Ofsted: We need more clarity about key stage 3, says Amanda Spielman

She said: “I was working at the centre of an academy chain when the key stage 3 tests were taken away. And I think we saw, particularly in the most disadvantaged schools, pretty rapidly a sort of loss of direction about what key stage 3 was for and what young people should know and be able to do by the end of it.

“And I think the loss of that shape and structure really actually works against many young people’s interests.”

She also addressed concerns raised by Mr Gullis about the importance of KS3 diminishing.

Ms Spielman added: “I, too, have been concerned about the trend to shortening key stage 3, and extending KS4.
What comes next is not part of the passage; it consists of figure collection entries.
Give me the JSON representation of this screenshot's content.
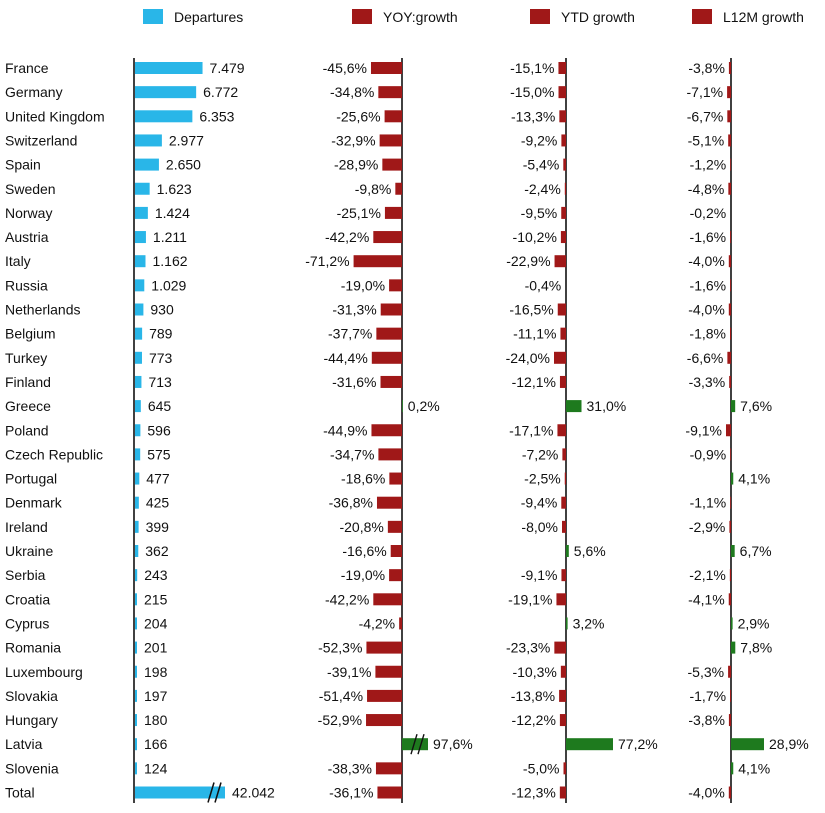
{
  "chart_data": {
    "type": "bar",
    "categories": [
      "France",
      "Germany",
      "United Kingdom",
      "Switzerland",
      "Spain",
      "Sweden",
      "Norway",
      "Austria",
      "Italy",
      "Russia",
      "Netherlands",
      "Belgium",
      "Turkey",
      "Finland",
      "Greece",
      "Poland",
      "Czech Republic",
      "Portugal",
      "Denmark",
      "Ireland",
      "Ukraine",
      "Serbia",
      "Croatia",
      "Cyprus",
      "Romania",
      "Luxembourg",
      "Slovakia",
      "Hungary",
      "Latvia",
      "Slovenia",
      "Total"
    ],
    "series": [
      {
        "name": "Departures",
        "color": "#29b6e8",
        "values": [
          7479,
          6772,
          6353,
          2977,
          2650,
          1623,
          1424,
          1211,
          1162,
          1029,
          930,
          789,
          773,
          713,
          645,
          596,
          575,
          477,
          425,
          399,
          362,
          243,
          215,
          204,
          201,
          198,
          197,
          180,
          166,
          124,
          42042
        ],
        "labels": [
          "7.479",
          "6.772",
          "6.353",
          "2.977",
          "2.650",
          "1.623",
          "1.424",
          "1.211",
          "1.162",
          "1.029",
          "930",
          "789",
          "773",
          "713",
          "645",
          "596",
          "575",
          "477",
          "425",
          "399",
          "362",
          "243",
          "215",
          "204",
          "201",
          "198",
          "197",
          "180",
          "166",
          "124",
          "42.042"
        ]
      },
      {
        "name": "YOY:growth",
        "color": "#a01818",
        "values": [
          -45.6,
          -34.8,
          -25.6,
          -32.9,
          -28.9,
          -9.8,
          -25.1,
          -42.2,
          -71.2,
          -19.0,
          -31.3,
          -37.7,
          -44.4,
          -31.6,
          0.2,
          -44.9,
          -34.7,
          -18.6,
          -36.8,
          -20.8,
          -16.6,
          -19.0,
          -42.2,
          -4.2,
          -52.3,
          -39.1,
          -51.4,
          -52.9,
          97.6,
          -38.3,
          -36.1
        ],
        "labels": [
          "-45,6%",
          "-34,8%",
          "-25,6%",
          "-32,9%",
          "-28,9%",
          "-9,8%",
          "-25,1%",
          "-42,2%",
          "-71,2%",
          "-19,0%",
          "-31,3%",
          "-37,7%",
          "-44,4%",
          "-31,6%",
          "0,2%",
          "-44,9%",
          "-34,7%",
          "-18,6%",
          "-36,8%",
          "-20,8%",
          "-16,6%",
          "-19,0%",
          "-42,2%",
          "-4,2%",
          "-52,3%",
          "-39,1%",
          "-51,4%",
          "-52,9%",
          "97,6%",
          "-38,3%",
          "-36,1%"
        ]
      },
      {
        "name": "YTD growth",
        "color": "#a01818",
        "values": [
          -15.1,
          -15.0,
          -13.3,
          -9.2,
          -5.4,
          -2.4,
          -9.5,
          -10.2,
          -22.9,
          -0.4,
          -16.5,
          -11.1,
          -24.0,
          -12.1,
          31.0,
          -17.1,
          -7.2,
          -2.5,
          -9.4,
          -8.0,
          5.6,
          -9.1,
          -19.1,
          3.2,
          -23.3,
          -10.3,
          -13.8,
          -12.2,
          77.2,
          -5.0,
          -12.3
        ],
        "labels": [
          "-15,1%",
          "-15,0%",
          "-13,3%",
          "-9,2%",
          "-5,4%",
          "-2,4%",
          "-9,5%",
          "-10,2%",
          "-22,9%",
          "-0,4%",
          "-16,5%",
          "-11,1%",
          "-24,0%",
          "-12,1%",
          "31,0%",
          "-17,1%",
          "-7,2%",
          "-2,5%",
          "-9,4%",
          "-8,0%",
          "5,6%",
          "-9,1%",
          "-19,1%",
          "3,2%",
          "-23,3%",
          "-10,3%",
          "-13,8%",
          "-12,2%",
          "77,2%",
          "-5,0%",
          "-12,3%"
        ]
      },
      {
        "name": "L12M growth",
        "color": "#a01818",
        "values": [
          -3.8,
          -7.1,
          -6.7,
          -5.1,
          -1.2,
          -4.8,
          -0.2,
          -1.6,
          -4.0,
          -1.6,
          -4.0,
          -1.8,
          -6.6,
          -3.3,
          7.6,
          -9.1,
          -0.9,
          4.1,
          -1.1,
          -2.9,
          6.7,
          -2.1,
          -4.1,
          2.9,
          7.8,
          -5.3,
          -1.7,
          -3.8,
          28.9,
          4.1,
          -4.0
        ],
        "labels": [
          "-3,8%",
          "-7,1%",
          "-6,7%",
          "-5,1%",
          "-1,2%",
          "-4,8%",
          "-0,2%",
          "-1,6%",
          "-4,0%",
          "-1,6%",
          "-4,0%",
          "-1,8%",
          "-6,6%",
          "-3,3%",
          "7,6%",
          "-9,1%",
          "-0,9%",
          "4,1%",
          "-1,1%",
          "-2,9%",
          "6,7%",
          "-2,1%",
          "-4,1%",
          "2,9%",
          "7,8%",
          "-5,3%",
          "-1,7%",
          "-3,8%",
          "28,9%",
          "4,1%",
          "-4,0%"
        ]
      }
    ],
    "positive_color": "#1e7a1e",
    "negative_color": "#a01818",
    "axis_breaks": [
      "Departures: Total",
      "YOY:growth: Latvia"
    ],
    "legend_position": "top",
    "grid": false
  }
}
“And, of course, the confounding factor is that there are cases in which that model is used in an intelligent way to make a coherent five-year programme, and where there is no loss of breadth of education, and no loss of flexibility of young people to choose different directions from that.

“But in some cases, and we reported in the first six months of EIF [the Education Inspection Framework] on a number where that shortening and limitation of young people’s choices really seemed to be to be narrowing their opportunities, channelling them into premature decisions and often channelling them into early decisions that were going to restrict their post-16 choices.

“So, in short, I think more structure and clarity about the end of key stage 3 in its own right - about what the experience and outcomes that young people should have - would be a good thing.”

The decision of some schools to finish key stage three before year nine and run a three-year GCSE programme has been a source of major controversy since Ofsted launched its new curriculum focused inspection framework in 2019.